Из соседнего, тянущего старой мочой подъезда выбежал Виталик. Солнце запрыгало по его отутюженным синим шортам, по белой рубашке и капитанского вида кепке.
- Комсомолец сраный, только гольфов и не хватает,- принялась я вытряхивать из пачки предпоследнюю сигарету.
За время жизни на Березняках я пару раз сталкивалась со своим соседом. Как правило, вечером. Виталька выгребал из расположенного у озера дешевого генделя. Завидев меня, брел наперерез, норовил схватить за руку и бормотал что-то на мотив,- « Пошли ебацца». Получив в ответ «Да пошел ты нах» тут же примирялся с действительностью и отправлялся к озеру ловить доступную ему покладистую судьбу. Мы ни разу не общались, но от соседок я знала, что он закончил факультет международных отношений, что с его женой случилась какая-то беда, и что с тех пор Виталик бухает.

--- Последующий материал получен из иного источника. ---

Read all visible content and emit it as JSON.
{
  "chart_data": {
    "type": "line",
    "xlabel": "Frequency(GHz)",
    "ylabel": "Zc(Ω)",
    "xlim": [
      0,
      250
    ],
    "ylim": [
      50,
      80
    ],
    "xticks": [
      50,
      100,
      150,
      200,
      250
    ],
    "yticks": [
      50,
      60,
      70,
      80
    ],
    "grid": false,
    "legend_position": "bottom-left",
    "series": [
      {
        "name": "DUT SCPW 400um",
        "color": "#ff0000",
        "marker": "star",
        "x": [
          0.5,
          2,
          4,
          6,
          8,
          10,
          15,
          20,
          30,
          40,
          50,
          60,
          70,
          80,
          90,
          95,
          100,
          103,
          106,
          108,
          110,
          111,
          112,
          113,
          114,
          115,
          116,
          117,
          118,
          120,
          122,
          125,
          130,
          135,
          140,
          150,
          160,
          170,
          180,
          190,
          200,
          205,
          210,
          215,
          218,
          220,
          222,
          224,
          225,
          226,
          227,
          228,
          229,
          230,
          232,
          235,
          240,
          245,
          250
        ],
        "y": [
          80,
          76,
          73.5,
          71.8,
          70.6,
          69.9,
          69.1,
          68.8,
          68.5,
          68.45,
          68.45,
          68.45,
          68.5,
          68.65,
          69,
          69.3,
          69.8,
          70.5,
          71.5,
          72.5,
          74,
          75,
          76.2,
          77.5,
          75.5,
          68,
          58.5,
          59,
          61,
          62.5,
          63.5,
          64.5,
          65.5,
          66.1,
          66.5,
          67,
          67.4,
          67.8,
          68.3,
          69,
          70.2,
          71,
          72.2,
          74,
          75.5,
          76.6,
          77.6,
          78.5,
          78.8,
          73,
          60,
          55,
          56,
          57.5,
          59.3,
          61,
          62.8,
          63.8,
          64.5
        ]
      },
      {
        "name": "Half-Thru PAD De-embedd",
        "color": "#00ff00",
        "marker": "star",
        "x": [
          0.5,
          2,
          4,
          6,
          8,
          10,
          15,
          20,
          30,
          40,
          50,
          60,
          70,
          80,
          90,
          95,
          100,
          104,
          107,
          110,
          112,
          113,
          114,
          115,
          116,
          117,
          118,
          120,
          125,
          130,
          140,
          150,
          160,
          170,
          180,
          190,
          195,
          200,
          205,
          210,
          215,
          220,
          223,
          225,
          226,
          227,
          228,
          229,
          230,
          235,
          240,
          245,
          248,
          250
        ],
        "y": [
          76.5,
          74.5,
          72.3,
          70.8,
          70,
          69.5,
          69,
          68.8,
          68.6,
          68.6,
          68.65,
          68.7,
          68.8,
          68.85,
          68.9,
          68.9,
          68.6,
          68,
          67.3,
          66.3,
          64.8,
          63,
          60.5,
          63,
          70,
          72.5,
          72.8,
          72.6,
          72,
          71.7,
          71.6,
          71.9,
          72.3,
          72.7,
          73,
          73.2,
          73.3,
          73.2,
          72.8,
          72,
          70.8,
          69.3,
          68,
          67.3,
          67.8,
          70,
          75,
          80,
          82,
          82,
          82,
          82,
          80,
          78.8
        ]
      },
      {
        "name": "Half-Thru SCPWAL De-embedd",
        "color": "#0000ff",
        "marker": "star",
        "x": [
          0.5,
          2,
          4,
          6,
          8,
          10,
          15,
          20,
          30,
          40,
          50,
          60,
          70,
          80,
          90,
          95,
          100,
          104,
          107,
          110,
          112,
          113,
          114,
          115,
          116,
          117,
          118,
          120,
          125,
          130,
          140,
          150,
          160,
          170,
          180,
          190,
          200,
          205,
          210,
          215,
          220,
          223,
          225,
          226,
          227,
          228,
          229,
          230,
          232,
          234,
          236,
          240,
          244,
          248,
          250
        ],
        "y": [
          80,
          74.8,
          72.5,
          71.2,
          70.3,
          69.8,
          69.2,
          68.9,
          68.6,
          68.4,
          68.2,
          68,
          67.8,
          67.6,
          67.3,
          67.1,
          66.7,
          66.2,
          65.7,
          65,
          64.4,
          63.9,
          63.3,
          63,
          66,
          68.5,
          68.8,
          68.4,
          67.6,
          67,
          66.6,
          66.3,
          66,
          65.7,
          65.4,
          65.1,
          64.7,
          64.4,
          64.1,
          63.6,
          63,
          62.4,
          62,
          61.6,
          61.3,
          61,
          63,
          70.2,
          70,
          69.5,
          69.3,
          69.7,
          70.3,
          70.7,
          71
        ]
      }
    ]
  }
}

- Надо же было так не любить своего сына, чтобы назвать его Виталькой, - злобно помянула я мать дебошира и отвернулась от шагающего ко мне кэпа
- Как дела?- кивнул головой на гору игрушек под моей жопой Виталик.
- Шоб ты так жил, - нагло уставилась ему в глаза я.
- Деньги есть?
- Нет, и не будет,- пресекла я беседу.
- Ну, лана, держись, - кивнул и покинул двор местный Казанова.
Утреннее солнце перестало быть томным, устремилось к зениту и немилосердно вонзилось в мою гордую несчастную голову. Мой кураж таял, как уплывающие через макушку ночные алкогольные пары. Выходящие из подъезда соседи воротили от меня взгляд, и я сползла со своего постамента и потащилась к ближайшему телефонному автомату.
- Может кто-то все же поможет,- думала я. Может, повезет.
Не успела я завернуть за угол, как раздался скрежет тормозов, стремительно въезжающего во двор грузовика. Едва успев выпрыгнуть из- под его колес, я бессильно махнула рукой, продолжила свой путь и вдруг услышала крик.
- Эй! Ты! Как тебя там?! Давай отвезем твои игрушки в мой гараж.- Я уставилась на чуть не раздавивший меня грузовик, увидела стоящего в кузове, лыбящегося во все зубы, румяного, похмелившегося Витальку.
Что мне было выпендриваться? В считанные минуты мы забросили в кузов машины нехитрые пожитки и выгрузили их в расположенный поблизости, слепленный из жестяных листов Виталькин гараж.
Кооперавные гаражи работников Березняковского фронта гнездились вдоль железнодорожных путей. Каждые десять минут вдоль гаражного кооператива громыхали уходящие вдаль или прибывающие в Киев поезда. Мы с Виталиком сидели на вынесенных им из гаража ящиках, пили жуткое крепкое пойло и я смиренно думала.
- Ебать будет. Ну, а что делать? В кои-то веки человек хороший попался.